The ABC triangle rotates around the larger side a = 13 cm b = 14 cm c = 15 cm Find the volume.
The figure of rotation of the triangle is a double cone with a radius of OA and heights of OB and OC.
By Heron’s theorem, we determine the area of the triangle ABC.
The half-perimeter of the triangle is: p = (13 + 14 + 15) / 2 = 21 cm.

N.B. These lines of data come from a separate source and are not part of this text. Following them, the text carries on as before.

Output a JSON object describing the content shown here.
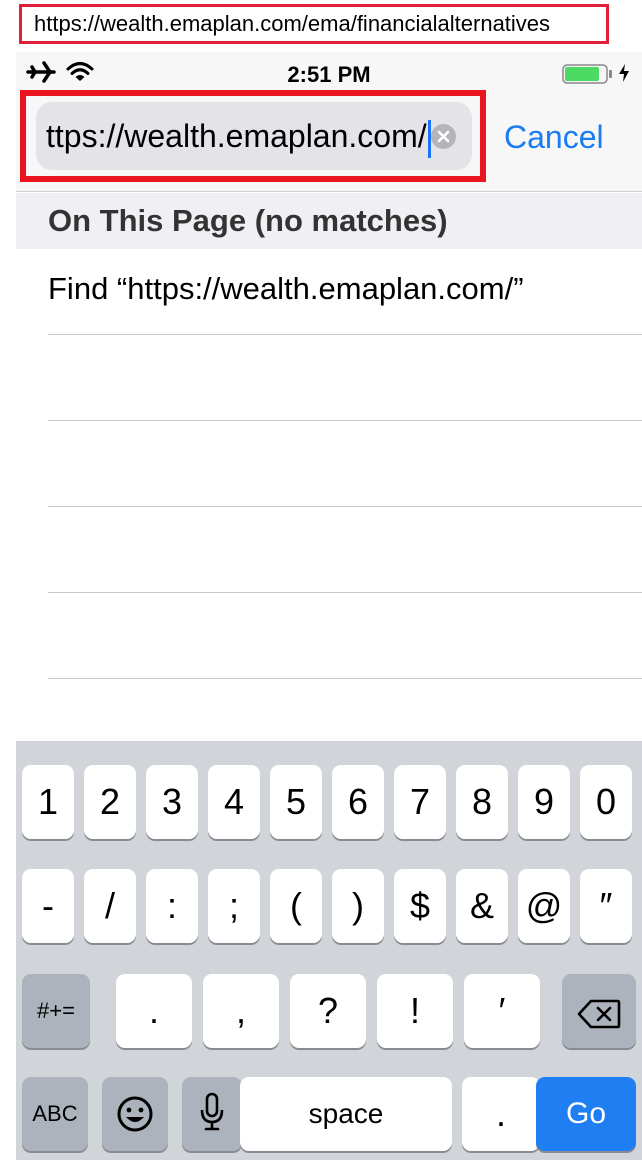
{
  "annotation": {
    "url_text": "https://wealth.emaplan.com/ema/financialalternatives"
  },
  "status_bar": {
    "time": "2:51 PM",
    "airplane_icon": "airplane-icon",
    "wifi_icon": "wifi-icon",
    "battery_icon": "battery-icon",
    "charging_icon": "charging-bolt-icon",
    "battery_level": 0.85,
    "battery_color": "#4cd964"
  },
  "search": {
    "value": "ttps://wealth.emaplan.com/",
    "clear_icon": "clear-circle-icon",
    "cancel_label": "Cancel",
    "accent_color": "#1a7cf0",
    "highlight_color": "#e8141e"
  },
  "results": {
    "section_title": "On This Page (no matches)",
    "items": [
      {
        "label": "Find “https://wealth.emaplan.com/”"
      },
      {
        "label": ""
      },
      {
        "label": ""
      },
      {
        "label": ""
      },
      {
        "label": ""
      }
    ]
  },
  "keyboard": {
    "row1": [
      "1",
      "2",
      "3",
      "4",
      "5",
      "6",
      "7",
      "8",
      "9",
      "0"
    ],
    "row2": [
      "-",
      "/",
      ":",
      ";",
      "(",
      ")",
      "$",
      "&",
      "@",
      "″"
    ],
    "row3_left": "#+=",
    "row3": [
      ".",
      ",",
      "?",
      "!",
      "′"
    ],
    "row3_right_icon": "delete-backspace-icon",
    "row4_abc": "ABC",
    "row4_emoji_icon": "emoji-icon",
    "row4_mic_icon": "microphone-icon",
    "row4_space": "space",
    "row4_period": ".",
    "row4_go": "Go",
    "go_color": "#1e7ef2"
  }
}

Then Sас = √21 * (21 – 13) * (21 – 14) * (21 – 15) = √7056 = 84 cm2.
Also Savs = BC * AO / 2.
AO = 2 * Savs / BC = 2 * 84/15 = 11.2 cm.
In a right-angled triangle ABO, according to the Pythagorean theorem, OB ^ 2 = AB ^ 2 = AO ^ 2 = 169 – 125.44 = 43.56.
ОВ = 6.6 cm, then OC = ВС – ОВ = 15 – 6.6 = 8.4 cm.
The volume of the ABD cone is: V1 = π * AO ^ 2 * OB / 3 = π * 125.44 * 6.6 / 3 = π * 275.968 cm3.
The volume of the ACD cone is: V2 = π * AO ^ 2 * OC / 3 = π * 125.44 * 8.4 / 3 = π * 351.232 cm3.
V = V1 + V2 = π * 627.2 cm3.
Answer: The volume of the figure is π * 627.2 cm3.